- Genre: Action,Espionage,Thriller
- Written by: Faruk Kabir, Spandan Mishra, Srinivas Abrol,Swati Tripathi
- Directed by: Faruk Kabir
- Starring: Naveen Kasturia; Mouni Roy; Mukesh Rishi;
- Theme music composer: Amar Mohile
- Country of origin: India
- Original language: Hindi
- No. of seasons: 1
- No. of episodes: 5

Production
- Producer: Surag Brahmbhatt
- Cinematography: Jitan Harmeet Singh
- Editor: Sandeep Francis
- Running time: 27–39 min
- Production companies: Sphere Origins, Mahir Films

Original release
- Network: JioHotstar
- Release: 8 August 2025 – present

= Salakaar =

Indian TV series

Salakaar is an Indian Hindi-language action espionage thriller series created and directed by Faruk Kabir starring Naveen Kasturia, Mouni Roy, Mukesh Rishi, Purnendu Bhattacharya, Ashwath Bhatt, and Surya Sharma.

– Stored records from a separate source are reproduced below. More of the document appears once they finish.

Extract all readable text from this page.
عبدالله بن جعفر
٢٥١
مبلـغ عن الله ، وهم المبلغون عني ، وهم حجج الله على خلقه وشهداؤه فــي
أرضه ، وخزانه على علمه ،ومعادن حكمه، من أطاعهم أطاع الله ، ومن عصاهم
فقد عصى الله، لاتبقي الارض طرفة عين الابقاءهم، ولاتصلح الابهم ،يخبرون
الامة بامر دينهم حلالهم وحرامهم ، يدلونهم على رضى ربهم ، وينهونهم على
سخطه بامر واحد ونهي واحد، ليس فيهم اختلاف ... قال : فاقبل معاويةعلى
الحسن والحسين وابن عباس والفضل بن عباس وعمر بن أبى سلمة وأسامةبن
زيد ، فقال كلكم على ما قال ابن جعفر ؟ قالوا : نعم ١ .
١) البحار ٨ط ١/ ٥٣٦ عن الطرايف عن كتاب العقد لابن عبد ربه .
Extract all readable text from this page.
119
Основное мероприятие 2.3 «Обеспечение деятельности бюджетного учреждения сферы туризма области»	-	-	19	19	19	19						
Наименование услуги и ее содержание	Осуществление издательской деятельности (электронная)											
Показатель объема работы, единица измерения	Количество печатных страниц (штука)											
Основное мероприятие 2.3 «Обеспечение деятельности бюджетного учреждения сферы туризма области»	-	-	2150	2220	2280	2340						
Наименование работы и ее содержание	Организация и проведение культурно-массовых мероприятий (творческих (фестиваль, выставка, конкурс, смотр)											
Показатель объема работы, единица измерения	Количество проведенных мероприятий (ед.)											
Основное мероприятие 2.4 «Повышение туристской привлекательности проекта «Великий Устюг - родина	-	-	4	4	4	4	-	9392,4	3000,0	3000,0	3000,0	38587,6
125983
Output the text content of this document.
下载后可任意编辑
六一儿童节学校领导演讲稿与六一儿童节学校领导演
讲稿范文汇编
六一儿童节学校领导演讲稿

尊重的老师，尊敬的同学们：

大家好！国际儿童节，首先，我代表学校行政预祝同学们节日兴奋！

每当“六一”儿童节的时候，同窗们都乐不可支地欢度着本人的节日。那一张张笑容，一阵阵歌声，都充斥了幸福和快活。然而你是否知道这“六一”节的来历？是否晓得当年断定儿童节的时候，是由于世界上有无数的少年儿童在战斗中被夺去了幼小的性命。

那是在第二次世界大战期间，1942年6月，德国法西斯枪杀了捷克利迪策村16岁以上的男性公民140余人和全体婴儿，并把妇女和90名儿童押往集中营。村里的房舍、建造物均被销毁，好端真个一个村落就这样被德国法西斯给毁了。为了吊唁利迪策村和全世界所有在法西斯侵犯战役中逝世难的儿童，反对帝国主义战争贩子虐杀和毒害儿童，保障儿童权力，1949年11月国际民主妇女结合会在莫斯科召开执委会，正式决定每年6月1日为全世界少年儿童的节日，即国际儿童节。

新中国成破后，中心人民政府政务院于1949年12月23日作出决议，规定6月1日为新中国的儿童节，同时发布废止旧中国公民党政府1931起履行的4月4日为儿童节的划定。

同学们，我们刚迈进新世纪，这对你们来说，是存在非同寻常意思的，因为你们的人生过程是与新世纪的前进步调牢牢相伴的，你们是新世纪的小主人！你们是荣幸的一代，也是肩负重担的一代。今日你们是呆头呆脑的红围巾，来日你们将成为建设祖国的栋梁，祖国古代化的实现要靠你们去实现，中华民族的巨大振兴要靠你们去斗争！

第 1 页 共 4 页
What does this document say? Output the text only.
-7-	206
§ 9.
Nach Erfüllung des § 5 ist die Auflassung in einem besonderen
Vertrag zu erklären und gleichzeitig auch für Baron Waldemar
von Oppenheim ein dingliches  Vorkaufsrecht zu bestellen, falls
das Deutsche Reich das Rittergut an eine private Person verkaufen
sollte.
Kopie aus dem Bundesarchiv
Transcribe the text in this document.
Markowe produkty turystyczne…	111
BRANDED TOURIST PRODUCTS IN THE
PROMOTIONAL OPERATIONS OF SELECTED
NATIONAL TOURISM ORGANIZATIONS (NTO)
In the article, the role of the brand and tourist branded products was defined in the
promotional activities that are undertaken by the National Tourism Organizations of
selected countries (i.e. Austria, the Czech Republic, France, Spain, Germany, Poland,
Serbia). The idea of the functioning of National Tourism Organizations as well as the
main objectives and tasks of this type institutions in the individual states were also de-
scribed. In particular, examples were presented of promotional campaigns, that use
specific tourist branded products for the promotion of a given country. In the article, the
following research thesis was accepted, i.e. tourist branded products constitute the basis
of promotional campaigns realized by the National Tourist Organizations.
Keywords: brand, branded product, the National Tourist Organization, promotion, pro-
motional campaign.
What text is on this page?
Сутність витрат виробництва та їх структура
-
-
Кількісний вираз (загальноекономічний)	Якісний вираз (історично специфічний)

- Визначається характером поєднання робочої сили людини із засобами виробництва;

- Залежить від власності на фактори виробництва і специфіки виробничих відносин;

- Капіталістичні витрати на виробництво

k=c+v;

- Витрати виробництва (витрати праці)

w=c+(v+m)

It was released as JioHotstar-original on 8 August 2025.

== Cast ==
- Naveen Kasturia as young Adhir Dayal
  - Purnendu Bhattacharya as NSA Adhir Dayal
- Mouni Roy as Mariam / Srishti Chaturvedi
- Mukesh Rishi as Zia-ul-Haq
- Surya Sharma as Colonel Ashfaq Ulla
  - Hassan Syed as young Ashfaq
- Ashwath Bhatt as Mohseen Alam
- Janhavi Hardas as Jyoti Chaturvedi

== Release ==
Salakaar was released on 10 August 2025 at JioHotstar.

== Review ==
Writing review for India Today, Shweta Keshri raised the concern of logic in the script, and wrote "For instance, a dramatic explosion at the nuclear plant leaves Dayal with just a few scratches. Security in a high-alert zone like Kahuta seems inconsistent. Dayal faced a lot of scrutiny while entering the territory, but how did he return and then come back again?" Shubhra Gupta for The Indian Express stated the series is a cringe. Reviewing for The Free Press Journal, critic Troy Ribeiro wrote, "While the series flirts with rewriting history (or veers into patriotic fan fiction), Salakaar leaves you wondering—does it stir pride or resurface old wounds? Either way, it’s audacious—and in the world of espionage, audacity counts." Nandini Ramnath of Scroll.in wrote "Salakaar claims to be inspired by actual events. But the show is too dumbed-down, amateurish and contrived to be credible. The five-episode series doesn’t give any real sense of how espionage is conducted or how officials and leaders in both countries behave." Rahul Desai for The Hollywood Reporter India stated "sounds like a great show - a long-form Raazi perfaps." Vinamra Mathur of Firstpost praised performance of Mouni Roy and Mukesh Rishi. Nonika Singh for The Tribune wrote "Much of the India-Pakistan action does not rouse patriotic sentiments, nor is it adrenaline pumping." Chirag Sehgal for News18 stated "The show’s dialogues are another major letdown, often feeling forced and unnatural."